Hyundai uses the Los Angeles auto show to unveil the U.S. version of its Tucson hydrogen fuel-cell vehicle and the refreshed ’15 Elantra compact car.
The Tucson HFCV, due to arrive in the U.S. in first-half 2014, follows the CUV’s launch this year in South Korea and Europe. However, the model is expected to beat rival cars from Honda and Toyota to market by roughly one year.
Despite the Tucson being a lease-only model, much like rival Honda’s FCX Clarity was at its launch in 2008, Hyundai Motor America CEO John Krafcik proclaims HFCVs as “more than marketing” gimmicks.
“They make sense, they really do,” he told media Nov. 15 at an L.A. auto show preview at Hyundai’s Superior Township, MI, technical center.
Hyundai is high on the Tucson FCV’s potential because “it’s got great range and I can refill it in almost no time,” Krafcik says, citing a refill time of 4 minutes.
The Hyundai U.S. chief notes 480V “quick” charging of electric vehicles takes a half-hour to fill the battery to 80% capacity.
“We really think (the Tucson HFCV) will make battery EVs feel old-fashioned,” he says.
The Tucson HFCV can travel up to 300 miles (483 km) on one tank of hydrogen, giving it a greater range than most EVs on the market today, which typically do less than 100 miles (62 km) on a full charge.
The CUV’s tank can hold 12.3 lbs. (5.6 kg) of hydrogen, and the vehicle can go 0-65 mph (0-105 km/h) in 12.5 seconds.
Output for the Tucson HFCV is rated at 100 kW (134 hp) and 221 lb.-ft. (300 Nm) of torque, compared with 182 hp and 177 lb.-ft. (240 Nm) in the standard gasoline-engine Tucson.
A small lithium-ion polymer battery will be part of the package at launch to assist the fuel cell during brisk acceleration. It also extends the vehicle’s range due to the relatively scant number of hydrogen refueling stations, says Mike O’Brien, vice president-corporate and product planning for HMA.
Because Southern California is home to the most hydrogen stations in the U.S., about 30 according to the California Fuel Cell Partnership, Hyundai will limit leases to residents of Los Angeles and Orange counties.
The cost to lease the Tucson HFCV is $499 per month for 36 months with $3,000 down. Hyundai is including the cost of fuel and maintenance in the price as a bonus.
That spiff, plus the added functionality and cargo capability of the CUV’s design, should make the Tucson stand out amid cheaper-to-lease EVs such as the $269-per-month ’14 Chevrolet Volt and $199-per-month ’13 Nissan Leaf, Krafcik says.

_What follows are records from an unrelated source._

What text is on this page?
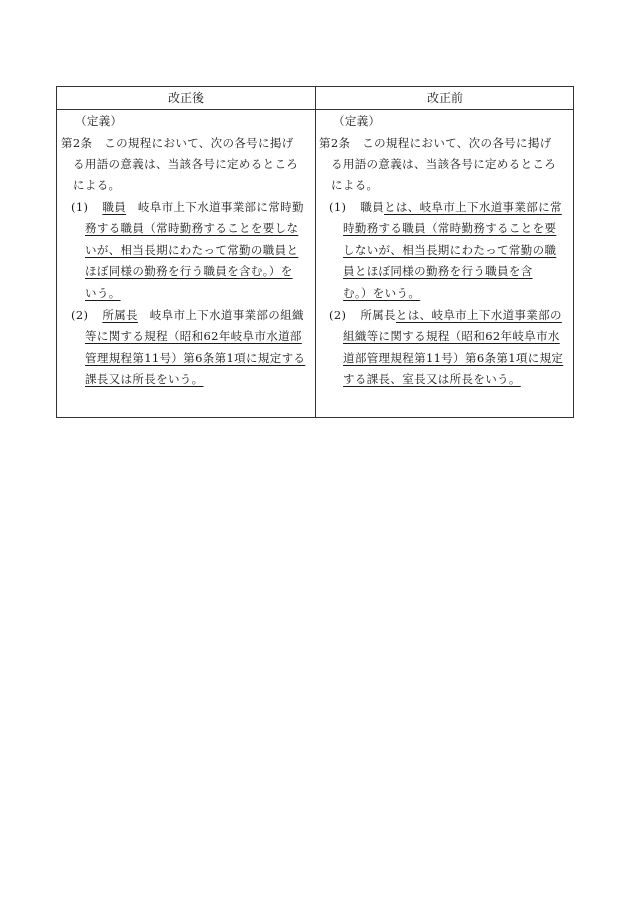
改正後	改正前
（定義）
第2条　この規程において、次の各号に掲げ
る用語の意義は、当該各号に定めるところ
による。
(1) 職員　岐阜市上下水道事業部に常時勤
務する職員（常時勤務することを要しな
いが、相当長期にわたって常勤の職員と
ほぼ同様の勤務を行う職員を含む。）を
いう。
(2) 所属長　岐阜市上下水道事業部の組織
等に関する規程（昭和62年岐阜市水道部
管理規程第11号）第6条第1項に規定する
課長又は所長をいう。
（定義）
第2条　この規程において、次の各号に掲げ
る用語の意義は、当該各号に定めるところ
による。
(1) 職員とは、岐阜市上下水道事業部に常
時勤務する職員（常時勤務することを要
しないが、相当長期にわたって常勤の職
員とほぼ同様の勤務を行う職員を含
む。）をいう。
(2) 所属長とは、岐阜市上下水道事業部の
組織等に関する規程（昭和62年岐阜市水
道部管理規程第11号）第6条第1項に規定
する課長、室長又は所長をいう。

A dedicated page on hyundaiusa.com launches today for potential buyers to learn more about the Tucson, but Hyundai won’t be vetting customers.
Rival Honda vetted lessees of its FCX Clarity HFCV, which debuted in 2007 for Southern California customers, to make sure they were within range of hydrogen stations.
Hyundai also uses the L.A. stage to unwrap the refreshed ’14 Elantra compact sedan, coupe and hatchback.
As one of Hyundai’s best-selling models in the U.S., with sales up 27.5% through October to 209,469 units, WardsAuto data shows, it would seem little work was needed.
But O’Brien says Hyundai wanted to improve car’s appearance as well as address complaints about ride and handling and noise, vibration and harshness.
The look of the Elantra is described as more “assertive and distinctive” thanks to a changed bumper and grille design.
Hyundai also adds chrome molding at the bottom of windows for ’14, and goes to all-alloy wheel designs for the car.
Inside, the Elantra’s heating, ventilation and air-conditioning controls on the center stack are re-engineered to be more user-friendly, and the shifter has gone from a gated design to a straight-pull layout.
Hyundai engineers tweaked the car’s ride and handling via the use of softer springs and retuned dampers, which add control in turns.
NVH levels are reduced thanks to a new hood insulator for Sport and Limited grades and a redesigned windshield cowl shape, O’Brien says.
A two-tone beige interior is added for ’14, and the SE grade replaces the GLS trim level.
Additionally, Hyundai details the new ’14 Veloster R-Spec, which is a result of buyers asking for a more powerful Veloster with less content, O’Brien says.
The car is based on the 201-hp 1.6L Veloster Turbo but eliminates numerous creature comforts from that car, including leather seating, heated front seats and proximity key with push-button start.
Added is a sport-tuned suspension with higher spring rates, a B&M Racing sport shifter, torque vectoring control and exclusive red leatherette and red-and-black cloth seating.
The Elantra arrives at U.S. Hyundai dealers in December, while the Veloster R-Spec should hit showrooms in February.